We found that, among traditional CAD risk factors, current smoking status was the strongest risk factor for obstructive CAD and severe CAD patients, while low HDL cholesterol was the strongest predictor associated with severe CAD. Smoking is an established CAD risk factor.18 It is also known that smoking leads to a decreased HDL cholesterol level through the dysfunction of lipid transport enzymes.19 In this study, low HDL and smoking seemed to be related with and have an effect on the development of coronary atherosclerosis. In addition, smoking can cause endothelial dysfunction, enhance platelet aggregation, and impair fibrinolysis.18 These alterations may be responsible for the increased prevalence and severity of thrombotic cardiovascular events in cigarette smokers.20

There are several limitations to our study. First, the number of patients was relatively small. In addition, it was limited to a single center study. It is necessary to follow up with a larger number of patients from a multi-center study to confirm our results. Second, the study was a retrospective study. Thus, similar to other retrospective studies, self-referral bias was a significant limitation. Third, various ethnicities were not considered in this study. Finally, plaque characteristics and prognostic information were not included in this analysis due to its cross-sectional study design. Long-term follow up of prognoses with plaque characteristics might be needed to ascertain further clinical implications.

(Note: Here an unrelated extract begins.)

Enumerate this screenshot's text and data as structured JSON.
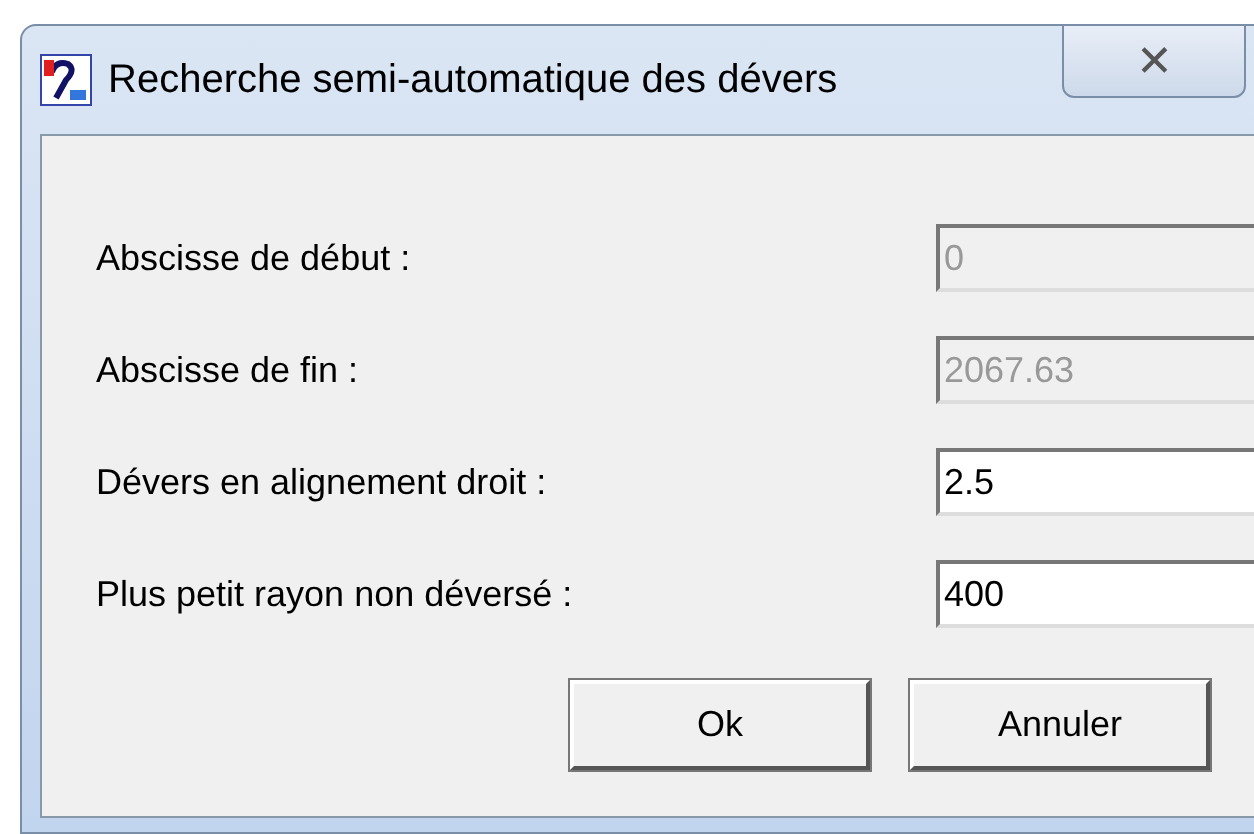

In conclusion, our analysis demonstrated that smoking is most strongly correlated with obstructive or severe CAD, even in asymptomatic individuals with extremely low CAC scores. Low HDL cholesterol levels were also found to be a powerful predictor of severe CAD in the same subjects. These factors might be useful indicators worthy of consideration when screening for CAD in asymptomatic people.